Aljaz Bedene's debut centre stage at the French Open ended in predictable fashion with defeat by Novak Djokovic in the Paris gloaming.
The British number two was playing in the third round of a grand slam for the first time and gave a very creditable display against the world's best.
Bedene kept Djokovic slugging away for two hours and two minutes before going down 6-2 6-3 6-3, with the match finishing at 8.28BST.
The main question before the players took to Court Philippe Chatrier at 7.15 was whether there would be enough light for the match to finish.
Torrential rain caused play to be delayed by two-and-a-half hours earlier in the day.
The schedule was rearranged, with the match set to be moved to Suzanne Lenglen, only for it to move back to Chatrier after Jo-Wilfried Tsonga's premature retirement.
What was certain was that Djokovic did not want to have to complete the match on Sunday, particularly considering the bad forecast.
Bedene began well but his best groundstrokes were all returned with interest and his serve met the world's best returner.

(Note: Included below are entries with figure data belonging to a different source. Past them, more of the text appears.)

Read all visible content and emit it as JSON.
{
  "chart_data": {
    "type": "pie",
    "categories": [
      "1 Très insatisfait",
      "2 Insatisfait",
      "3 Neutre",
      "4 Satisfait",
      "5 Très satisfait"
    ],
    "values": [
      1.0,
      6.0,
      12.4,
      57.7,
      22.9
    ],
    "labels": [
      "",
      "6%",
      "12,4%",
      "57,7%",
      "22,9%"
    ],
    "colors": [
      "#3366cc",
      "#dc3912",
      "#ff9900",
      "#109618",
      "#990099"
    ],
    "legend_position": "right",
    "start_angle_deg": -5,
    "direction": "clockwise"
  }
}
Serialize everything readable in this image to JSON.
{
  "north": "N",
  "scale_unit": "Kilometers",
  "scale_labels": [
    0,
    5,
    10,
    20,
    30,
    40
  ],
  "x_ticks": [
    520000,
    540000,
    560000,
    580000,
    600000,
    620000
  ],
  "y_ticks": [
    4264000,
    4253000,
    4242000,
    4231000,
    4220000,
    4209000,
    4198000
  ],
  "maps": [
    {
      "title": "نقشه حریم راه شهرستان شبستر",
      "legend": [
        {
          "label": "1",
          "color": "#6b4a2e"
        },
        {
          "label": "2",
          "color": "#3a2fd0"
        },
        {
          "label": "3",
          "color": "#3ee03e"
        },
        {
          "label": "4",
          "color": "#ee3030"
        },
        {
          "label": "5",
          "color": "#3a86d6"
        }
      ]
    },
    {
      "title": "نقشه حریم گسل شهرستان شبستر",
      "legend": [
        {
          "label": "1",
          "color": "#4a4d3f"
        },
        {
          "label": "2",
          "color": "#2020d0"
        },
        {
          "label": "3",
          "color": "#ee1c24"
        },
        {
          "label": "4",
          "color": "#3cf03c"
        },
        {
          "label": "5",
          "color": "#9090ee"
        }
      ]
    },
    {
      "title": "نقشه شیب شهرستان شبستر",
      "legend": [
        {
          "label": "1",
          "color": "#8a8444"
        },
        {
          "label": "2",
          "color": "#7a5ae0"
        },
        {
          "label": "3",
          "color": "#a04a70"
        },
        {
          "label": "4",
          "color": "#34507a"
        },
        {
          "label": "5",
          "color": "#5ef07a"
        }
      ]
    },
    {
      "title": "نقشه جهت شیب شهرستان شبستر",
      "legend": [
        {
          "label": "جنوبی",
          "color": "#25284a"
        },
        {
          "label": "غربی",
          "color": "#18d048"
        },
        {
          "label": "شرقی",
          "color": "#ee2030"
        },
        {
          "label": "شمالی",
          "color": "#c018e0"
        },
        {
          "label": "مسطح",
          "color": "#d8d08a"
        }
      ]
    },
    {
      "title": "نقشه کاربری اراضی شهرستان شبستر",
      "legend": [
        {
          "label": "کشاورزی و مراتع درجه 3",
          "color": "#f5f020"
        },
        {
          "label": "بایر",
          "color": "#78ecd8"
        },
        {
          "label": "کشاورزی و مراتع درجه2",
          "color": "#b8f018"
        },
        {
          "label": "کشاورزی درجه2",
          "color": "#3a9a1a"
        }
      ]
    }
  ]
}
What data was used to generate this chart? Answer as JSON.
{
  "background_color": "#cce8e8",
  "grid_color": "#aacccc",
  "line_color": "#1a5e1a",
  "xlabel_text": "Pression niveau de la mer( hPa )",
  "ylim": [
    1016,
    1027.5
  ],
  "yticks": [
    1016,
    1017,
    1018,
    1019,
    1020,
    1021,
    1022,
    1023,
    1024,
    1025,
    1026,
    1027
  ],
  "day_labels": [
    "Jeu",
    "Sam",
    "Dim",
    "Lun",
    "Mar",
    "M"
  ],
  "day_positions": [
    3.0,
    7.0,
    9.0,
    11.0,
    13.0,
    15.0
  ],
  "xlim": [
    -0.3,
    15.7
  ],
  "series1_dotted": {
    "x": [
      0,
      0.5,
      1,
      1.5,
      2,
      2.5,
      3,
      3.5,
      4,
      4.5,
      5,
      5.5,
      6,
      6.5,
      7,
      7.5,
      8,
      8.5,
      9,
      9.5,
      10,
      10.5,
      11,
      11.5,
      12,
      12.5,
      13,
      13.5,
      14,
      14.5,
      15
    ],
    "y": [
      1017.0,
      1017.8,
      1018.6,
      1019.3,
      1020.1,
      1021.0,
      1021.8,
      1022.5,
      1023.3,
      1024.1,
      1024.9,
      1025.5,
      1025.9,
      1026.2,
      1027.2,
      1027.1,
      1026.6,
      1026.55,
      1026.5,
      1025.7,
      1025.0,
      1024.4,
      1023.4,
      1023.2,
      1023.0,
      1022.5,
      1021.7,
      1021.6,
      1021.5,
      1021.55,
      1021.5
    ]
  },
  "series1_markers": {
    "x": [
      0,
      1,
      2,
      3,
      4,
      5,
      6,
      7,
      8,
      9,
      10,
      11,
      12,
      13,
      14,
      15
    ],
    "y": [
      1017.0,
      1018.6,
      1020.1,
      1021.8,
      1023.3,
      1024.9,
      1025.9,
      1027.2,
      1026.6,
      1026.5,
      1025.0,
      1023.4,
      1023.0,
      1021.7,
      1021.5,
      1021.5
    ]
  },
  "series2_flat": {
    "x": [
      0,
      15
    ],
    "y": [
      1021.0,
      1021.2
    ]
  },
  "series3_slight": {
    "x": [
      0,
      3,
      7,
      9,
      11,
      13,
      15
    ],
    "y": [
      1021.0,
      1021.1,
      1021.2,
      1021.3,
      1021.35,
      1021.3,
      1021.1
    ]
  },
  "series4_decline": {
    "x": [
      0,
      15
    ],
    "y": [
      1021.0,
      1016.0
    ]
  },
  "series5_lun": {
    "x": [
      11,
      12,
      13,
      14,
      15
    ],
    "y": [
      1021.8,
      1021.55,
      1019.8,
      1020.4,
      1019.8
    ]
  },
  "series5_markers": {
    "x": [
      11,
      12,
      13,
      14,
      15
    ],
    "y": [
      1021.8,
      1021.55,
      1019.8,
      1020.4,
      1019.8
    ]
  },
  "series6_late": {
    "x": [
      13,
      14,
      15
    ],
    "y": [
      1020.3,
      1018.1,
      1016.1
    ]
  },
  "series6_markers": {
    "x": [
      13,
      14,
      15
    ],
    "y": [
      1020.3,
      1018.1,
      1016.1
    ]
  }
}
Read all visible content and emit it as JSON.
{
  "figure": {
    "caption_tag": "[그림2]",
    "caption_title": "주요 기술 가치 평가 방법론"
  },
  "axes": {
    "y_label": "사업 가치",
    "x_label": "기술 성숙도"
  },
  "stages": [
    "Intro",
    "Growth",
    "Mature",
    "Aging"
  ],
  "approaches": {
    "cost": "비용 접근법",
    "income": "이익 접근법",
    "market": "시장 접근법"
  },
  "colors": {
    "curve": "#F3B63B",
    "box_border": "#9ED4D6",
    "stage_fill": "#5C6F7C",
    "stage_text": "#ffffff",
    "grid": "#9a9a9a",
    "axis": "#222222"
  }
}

The 26-year-old went into the match having served more aces than anyone except Ivo Karlovic and John Isner - but he could manage only eight here.
Djokovic quickly opened up a 3-0 lead and shrugged off a time violation in the seventh game to clinch the opening set.
Bedene's level dipped in the middle of the second set as Djokovic reeled off four games in a row, the British player hurling his racket to the clay in disgust.
But he fought to retrieve one of the breaks and then saved four set points on his own serve before Djokovic finished it off.
Bedene is without a coach but is being helped by Davis Cup captain Leon Smith - and the Scot would have been proud of the fighting spirit shown by his man.
With darkness falling, Bedene threw caution to the wind and the pop on his shots began to force Djokovic into errors.
Having been 2-0 up and surely confident of finishing the match off, Djokovic saw his lead disappear, but in the end there was just enough light for him to finish the job and keep his title hopes on track.
With Rafael Nadal removed from his path through injury, the Serbian is a hotter favourite than ever to win at Roland Garros for the first time.